Kenny Forbes a été condamné à quatre ans de prison. Ses antécédents judiciaires, le caractère prémédité de la fraude et son rôle de chef dans sa mise en place ont incité le juge à la plus grande clémence.
Martha, en tant que primo-délinquante ayant exprimé des remords et remboursé ses victimes, a été condamnée à deux ans de prison, assortis d’une possibilité de libération conditionnelle. Plusieurs victimes ont assisté à l’audience de détermination de la peine et ont témoigné de l’impact de sa fraude sur le stress et les difficultés financières qu’elle leur avait causés. Le juge a souligné que Martha avait abusé de la confiance et de ses liens familiaux pour s’en prendre à des personnes vulnérables – une expression qui a été reprise dans tous les médias.
Shannon assista au prononcé de la sentence, assise au fond de la salle d’audience, le visage impassible. Plus tard, elle confia à Patrick que voir sa mère emmenée menottée avait été la chose la plus douloureuse qu’elle ait jamais vécue, mais aussi une nécessité.
« Elle a fait des choix », a déclaré Shannon. « Chaque mot cruel adressé à Emma, chaque mensonge fait à ces couples, chaque fois qu’elle a utilisé ton nom pour voler, c’étaient des choix. Et maintenant, elle en subit les conséquences. »
Six mois s’écoulèrent.
Emma a entamé une thérapie pour surmonter les sentiments complexes liés à l’arrestation de sa grand-mère et aux années de maltraitance psychologique insidieuse qu’elle avait subies. Sa thérapeute, une femme bienveillante nommée Dr Lorie Barton, l’a aidée à comprendre que la cruauté de Martha n’avait jamais été liée à sa propre valeur, mais à l’insécurité et au besoin de contrôle de Martha.
Emma s’épanouit sans les critiques incessantes de Martha. Elle gagna en confiance, s’affirma davantage, s’affirma pleinement. Son écriture s’améliora, ses notes grimpèrent en flèche, et l’enfant timide qui avait appris à se faire oublier commença à prendre sa place dans le monde. Elle rejoignit le journal de son école, créa un atelier d’écriture, se fit des amis qui appréciaient son imagination au lieu de juger sa timidité.

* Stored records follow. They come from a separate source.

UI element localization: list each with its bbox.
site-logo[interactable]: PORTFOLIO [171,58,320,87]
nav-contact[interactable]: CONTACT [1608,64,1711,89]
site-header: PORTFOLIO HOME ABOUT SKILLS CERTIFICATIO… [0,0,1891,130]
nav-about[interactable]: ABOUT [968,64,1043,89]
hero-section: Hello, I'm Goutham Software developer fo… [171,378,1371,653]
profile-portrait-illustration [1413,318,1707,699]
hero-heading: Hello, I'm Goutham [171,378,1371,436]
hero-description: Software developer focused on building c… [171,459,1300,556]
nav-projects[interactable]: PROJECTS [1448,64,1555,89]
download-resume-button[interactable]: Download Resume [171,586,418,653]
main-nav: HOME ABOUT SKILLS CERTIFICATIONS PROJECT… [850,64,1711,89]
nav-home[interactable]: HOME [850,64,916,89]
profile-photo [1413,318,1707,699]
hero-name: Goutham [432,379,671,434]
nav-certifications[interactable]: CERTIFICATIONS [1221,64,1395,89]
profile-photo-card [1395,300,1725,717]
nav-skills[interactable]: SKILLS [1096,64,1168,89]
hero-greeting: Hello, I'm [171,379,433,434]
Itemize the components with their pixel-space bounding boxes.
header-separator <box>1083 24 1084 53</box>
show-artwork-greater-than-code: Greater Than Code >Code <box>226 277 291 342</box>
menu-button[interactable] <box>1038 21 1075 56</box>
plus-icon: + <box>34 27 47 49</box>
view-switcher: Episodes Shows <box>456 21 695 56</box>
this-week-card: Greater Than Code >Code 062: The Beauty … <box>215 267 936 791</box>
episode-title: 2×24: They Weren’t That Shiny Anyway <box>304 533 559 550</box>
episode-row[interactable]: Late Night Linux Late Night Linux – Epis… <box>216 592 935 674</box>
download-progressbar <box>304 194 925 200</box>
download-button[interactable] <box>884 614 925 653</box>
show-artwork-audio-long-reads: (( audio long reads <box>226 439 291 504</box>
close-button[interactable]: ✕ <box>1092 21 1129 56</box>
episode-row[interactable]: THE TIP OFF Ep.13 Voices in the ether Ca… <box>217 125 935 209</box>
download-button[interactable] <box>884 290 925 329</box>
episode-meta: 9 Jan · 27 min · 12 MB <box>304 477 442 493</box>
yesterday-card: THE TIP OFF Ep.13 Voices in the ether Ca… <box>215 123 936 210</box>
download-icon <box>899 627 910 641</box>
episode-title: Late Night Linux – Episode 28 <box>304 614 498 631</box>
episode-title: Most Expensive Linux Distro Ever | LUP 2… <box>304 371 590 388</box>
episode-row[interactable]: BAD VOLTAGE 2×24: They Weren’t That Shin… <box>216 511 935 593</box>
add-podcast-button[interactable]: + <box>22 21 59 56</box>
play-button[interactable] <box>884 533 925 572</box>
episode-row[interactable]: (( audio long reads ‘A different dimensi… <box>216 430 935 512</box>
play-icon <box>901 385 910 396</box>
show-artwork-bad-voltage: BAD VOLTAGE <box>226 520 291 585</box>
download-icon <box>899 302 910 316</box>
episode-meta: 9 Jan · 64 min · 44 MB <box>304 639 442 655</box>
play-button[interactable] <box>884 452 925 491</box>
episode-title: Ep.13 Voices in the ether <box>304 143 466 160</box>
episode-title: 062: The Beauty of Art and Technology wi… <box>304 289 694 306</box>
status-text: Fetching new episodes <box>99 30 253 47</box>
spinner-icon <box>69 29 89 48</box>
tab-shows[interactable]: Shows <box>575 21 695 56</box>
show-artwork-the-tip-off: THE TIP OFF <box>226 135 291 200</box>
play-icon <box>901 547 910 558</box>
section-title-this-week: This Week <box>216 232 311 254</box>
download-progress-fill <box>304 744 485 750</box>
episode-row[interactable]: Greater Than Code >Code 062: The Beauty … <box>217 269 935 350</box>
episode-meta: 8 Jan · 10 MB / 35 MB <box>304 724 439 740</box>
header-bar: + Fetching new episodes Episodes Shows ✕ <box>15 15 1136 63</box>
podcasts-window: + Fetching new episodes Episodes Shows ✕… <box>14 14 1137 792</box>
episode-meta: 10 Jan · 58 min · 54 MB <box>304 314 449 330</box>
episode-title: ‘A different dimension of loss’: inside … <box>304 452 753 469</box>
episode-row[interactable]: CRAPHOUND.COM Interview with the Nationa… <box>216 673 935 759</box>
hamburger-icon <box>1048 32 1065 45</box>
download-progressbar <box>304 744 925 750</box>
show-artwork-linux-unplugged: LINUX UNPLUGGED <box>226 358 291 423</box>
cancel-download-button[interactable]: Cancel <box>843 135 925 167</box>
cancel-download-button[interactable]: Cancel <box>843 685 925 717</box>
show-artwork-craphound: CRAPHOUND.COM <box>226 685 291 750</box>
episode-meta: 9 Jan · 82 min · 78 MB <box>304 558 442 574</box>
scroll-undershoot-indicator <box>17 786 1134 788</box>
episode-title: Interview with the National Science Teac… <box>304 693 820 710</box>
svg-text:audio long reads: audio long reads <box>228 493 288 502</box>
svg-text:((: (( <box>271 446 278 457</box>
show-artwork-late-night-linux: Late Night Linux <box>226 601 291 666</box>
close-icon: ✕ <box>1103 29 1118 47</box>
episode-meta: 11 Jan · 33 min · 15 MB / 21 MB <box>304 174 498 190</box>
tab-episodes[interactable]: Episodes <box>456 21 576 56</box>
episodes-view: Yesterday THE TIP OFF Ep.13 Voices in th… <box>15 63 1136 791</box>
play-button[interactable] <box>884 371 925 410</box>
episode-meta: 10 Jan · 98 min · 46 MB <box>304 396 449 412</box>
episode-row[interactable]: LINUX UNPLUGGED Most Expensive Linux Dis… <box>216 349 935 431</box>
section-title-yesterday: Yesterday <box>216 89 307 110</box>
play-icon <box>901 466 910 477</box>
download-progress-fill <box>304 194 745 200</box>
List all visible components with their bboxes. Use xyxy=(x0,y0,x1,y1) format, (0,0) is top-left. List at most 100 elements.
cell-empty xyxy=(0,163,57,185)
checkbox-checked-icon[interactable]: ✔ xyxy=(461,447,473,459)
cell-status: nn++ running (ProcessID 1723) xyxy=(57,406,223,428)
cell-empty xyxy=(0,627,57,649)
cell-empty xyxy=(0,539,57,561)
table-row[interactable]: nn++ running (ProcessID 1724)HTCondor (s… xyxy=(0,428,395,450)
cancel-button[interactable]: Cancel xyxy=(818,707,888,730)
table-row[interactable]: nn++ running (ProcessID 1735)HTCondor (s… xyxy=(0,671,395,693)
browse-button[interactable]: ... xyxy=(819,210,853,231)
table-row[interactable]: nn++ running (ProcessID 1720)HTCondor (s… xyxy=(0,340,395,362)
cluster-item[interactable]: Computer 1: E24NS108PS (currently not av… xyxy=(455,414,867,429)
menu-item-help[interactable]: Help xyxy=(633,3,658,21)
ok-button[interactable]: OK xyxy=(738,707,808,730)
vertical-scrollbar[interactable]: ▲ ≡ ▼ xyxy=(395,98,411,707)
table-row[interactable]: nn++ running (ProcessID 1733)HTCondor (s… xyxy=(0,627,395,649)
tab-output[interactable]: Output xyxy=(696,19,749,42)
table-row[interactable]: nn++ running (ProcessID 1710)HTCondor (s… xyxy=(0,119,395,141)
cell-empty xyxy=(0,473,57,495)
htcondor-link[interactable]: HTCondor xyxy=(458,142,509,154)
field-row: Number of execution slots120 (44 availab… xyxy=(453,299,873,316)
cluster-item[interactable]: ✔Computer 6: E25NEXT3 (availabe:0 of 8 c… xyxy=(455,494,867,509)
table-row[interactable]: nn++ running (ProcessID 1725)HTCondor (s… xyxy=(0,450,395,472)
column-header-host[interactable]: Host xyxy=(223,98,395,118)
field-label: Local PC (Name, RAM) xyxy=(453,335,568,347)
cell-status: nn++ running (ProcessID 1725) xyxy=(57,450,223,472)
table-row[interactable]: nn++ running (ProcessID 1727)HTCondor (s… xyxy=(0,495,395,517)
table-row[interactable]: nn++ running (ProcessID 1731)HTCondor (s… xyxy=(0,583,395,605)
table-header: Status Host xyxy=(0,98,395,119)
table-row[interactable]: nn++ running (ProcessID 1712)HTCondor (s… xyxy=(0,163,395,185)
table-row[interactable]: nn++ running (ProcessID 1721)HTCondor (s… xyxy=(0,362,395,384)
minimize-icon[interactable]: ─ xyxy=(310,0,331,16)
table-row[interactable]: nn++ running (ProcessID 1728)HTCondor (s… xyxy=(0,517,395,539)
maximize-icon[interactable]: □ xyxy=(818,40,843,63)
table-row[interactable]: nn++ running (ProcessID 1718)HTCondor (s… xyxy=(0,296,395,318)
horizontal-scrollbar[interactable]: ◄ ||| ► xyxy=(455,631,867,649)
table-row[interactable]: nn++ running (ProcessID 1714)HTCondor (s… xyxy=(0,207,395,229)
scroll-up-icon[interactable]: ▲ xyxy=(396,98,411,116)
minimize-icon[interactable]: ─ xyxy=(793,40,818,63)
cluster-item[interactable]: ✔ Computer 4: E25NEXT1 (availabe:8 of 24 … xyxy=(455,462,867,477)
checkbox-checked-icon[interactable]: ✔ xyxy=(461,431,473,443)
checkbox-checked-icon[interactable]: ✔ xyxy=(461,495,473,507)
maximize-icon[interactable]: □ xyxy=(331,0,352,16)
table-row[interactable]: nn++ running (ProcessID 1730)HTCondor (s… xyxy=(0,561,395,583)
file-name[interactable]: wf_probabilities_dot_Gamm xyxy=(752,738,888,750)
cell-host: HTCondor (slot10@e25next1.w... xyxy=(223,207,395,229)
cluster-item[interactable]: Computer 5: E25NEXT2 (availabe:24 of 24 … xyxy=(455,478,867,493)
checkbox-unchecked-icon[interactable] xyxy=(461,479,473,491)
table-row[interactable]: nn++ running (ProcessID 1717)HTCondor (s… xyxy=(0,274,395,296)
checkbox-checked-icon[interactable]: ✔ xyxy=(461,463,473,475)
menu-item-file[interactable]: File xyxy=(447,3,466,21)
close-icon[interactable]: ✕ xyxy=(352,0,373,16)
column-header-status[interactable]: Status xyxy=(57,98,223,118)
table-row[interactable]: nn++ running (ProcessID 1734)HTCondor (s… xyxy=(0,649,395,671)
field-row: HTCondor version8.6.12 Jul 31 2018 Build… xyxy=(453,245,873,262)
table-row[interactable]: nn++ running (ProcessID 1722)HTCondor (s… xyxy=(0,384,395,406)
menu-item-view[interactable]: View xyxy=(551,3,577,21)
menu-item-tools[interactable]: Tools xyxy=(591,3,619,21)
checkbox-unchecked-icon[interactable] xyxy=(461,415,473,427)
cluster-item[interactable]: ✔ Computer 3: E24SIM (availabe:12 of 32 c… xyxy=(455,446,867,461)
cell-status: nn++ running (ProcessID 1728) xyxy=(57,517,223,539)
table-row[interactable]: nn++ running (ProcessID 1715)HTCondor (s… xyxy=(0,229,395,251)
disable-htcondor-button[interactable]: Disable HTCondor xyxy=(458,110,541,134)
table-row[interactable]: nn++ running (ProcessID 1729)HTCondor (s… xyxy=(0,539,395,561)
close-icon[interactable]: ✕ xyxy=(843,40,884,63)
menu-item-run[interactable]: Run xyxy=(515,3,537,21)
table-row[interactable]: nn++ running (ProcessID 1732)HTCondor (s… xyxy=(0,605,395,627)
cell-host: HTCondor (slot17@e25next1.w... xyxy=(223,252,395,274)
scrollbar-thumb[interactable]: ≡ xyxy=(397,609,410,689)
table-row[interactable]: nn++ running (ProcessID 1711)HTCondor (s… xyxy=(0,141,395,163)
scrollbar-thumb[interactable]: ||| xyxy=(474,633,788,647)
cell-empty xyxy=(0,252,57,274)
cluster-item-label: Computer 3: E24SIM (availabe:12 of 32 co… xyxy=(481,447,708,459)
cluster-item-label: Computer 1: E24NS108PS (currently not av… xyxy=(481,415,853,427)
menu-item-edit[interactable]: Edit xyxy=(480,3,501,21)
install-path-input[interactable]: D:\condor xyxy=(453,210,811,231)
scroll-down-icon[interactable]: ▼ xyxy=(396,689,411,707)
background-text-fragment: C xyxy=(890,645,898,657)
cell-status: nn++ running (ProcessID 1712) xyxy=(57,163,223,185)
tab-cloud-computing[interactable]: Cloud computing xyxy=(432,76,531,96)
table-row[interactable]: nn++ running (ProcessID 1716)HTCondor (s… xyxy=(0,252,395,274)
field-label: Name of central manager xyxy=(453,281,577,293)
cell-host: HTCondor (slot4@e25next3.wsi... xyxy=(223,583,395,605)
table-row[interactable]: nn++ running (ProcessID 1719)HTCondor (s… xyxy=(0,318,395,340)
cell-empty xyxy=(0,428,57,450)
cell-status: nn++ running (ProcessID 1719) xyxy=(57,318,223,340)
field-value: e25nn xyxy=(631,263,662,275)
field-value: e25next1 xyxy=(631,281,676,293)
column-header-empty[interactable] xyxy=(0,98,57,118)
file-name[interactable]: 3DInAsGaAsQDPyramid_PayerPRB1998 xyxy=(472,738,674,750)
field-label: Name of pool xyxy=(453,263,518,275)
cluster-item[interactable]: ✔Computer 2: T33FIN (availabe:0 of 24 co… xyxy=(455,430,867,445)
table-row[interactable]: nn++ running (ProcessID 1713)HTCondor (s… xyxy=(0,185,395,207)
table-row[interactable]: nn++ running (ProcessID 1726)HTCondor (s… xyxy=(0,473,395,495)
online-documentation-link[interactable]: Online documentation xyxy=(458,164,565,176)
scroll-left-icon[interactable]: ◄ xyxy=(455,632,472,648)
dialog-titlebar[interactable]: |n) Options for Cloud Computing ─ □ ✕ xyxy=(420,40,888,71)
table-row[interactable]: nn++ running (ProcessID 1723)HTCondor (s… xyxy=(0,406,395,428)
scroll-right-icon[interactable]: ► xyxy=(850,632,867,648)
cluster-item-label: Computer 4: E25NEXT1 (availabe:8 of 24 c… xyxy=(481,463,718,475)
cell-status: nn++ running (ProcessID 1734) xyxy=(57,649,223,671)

Shannon se consacra corps et âme à son travail et à sa guérison. Avec Patrick, elle entreprit une thérapie de couple pour surmonter les problèmes de confiance engendrés par l’enquête secrète de trois mois menée par ce dernier. Ce fut difficile. Shannon se sentait trahie par le secret de Patrick et par son propre aveuglement face à la véritable nature de sa mère, mais ils finirent par y arriver, communiquant avec une sincérité qu’ils n’avaient pas connue depuis des années et reconstruisant leur mariage sur la base d’une franchise brutale plutôt que d’une échappatoire confortable.
Patrick reprit son travail de consultant, bien que plusieurs clients l’aient contacté pour lui dire qu’ils avaient vu les reportages et qu’ils admiraient sa façon de gérer la situation. Sa réputation, loin d’être ternie, s’en trouva renforcée. Il était un homme qui avait protégé sa famille et des victimes vulnérables en déjouant un escroc qui l’avait sous-estimé.
De nouveaux contrats, plus intéressants, arrivèrent, notamment une offre d’une grande entreprise de Seattle qui impliquerait un déménagement pour toute la famille. Ils en discutèrent sérieusement. L’idée d’un nouveau départ loin de Portland et des souvenirs de la présence de Martha plaisait à Shannon. Emma, quant à elle, était enthousiaste à l’idée de découvrir la scène musicale de Seattle et ses meilleurs programmes d’écriture créative.
En août, ils avaient accepté l’offre et mis leur maison sur le marché.
Martha a purgé onze mois de prison avant d’être libérée sur parole. À sa sortie, elle n’avait ni argent, ni maison, ni travail, ni famille pour l’accueillir. Shannon lui avait écrit une seule lettre durant son incarcération – une lettre que Patrick n’a jamais lue, mais que Shannon considérait comme la dernière.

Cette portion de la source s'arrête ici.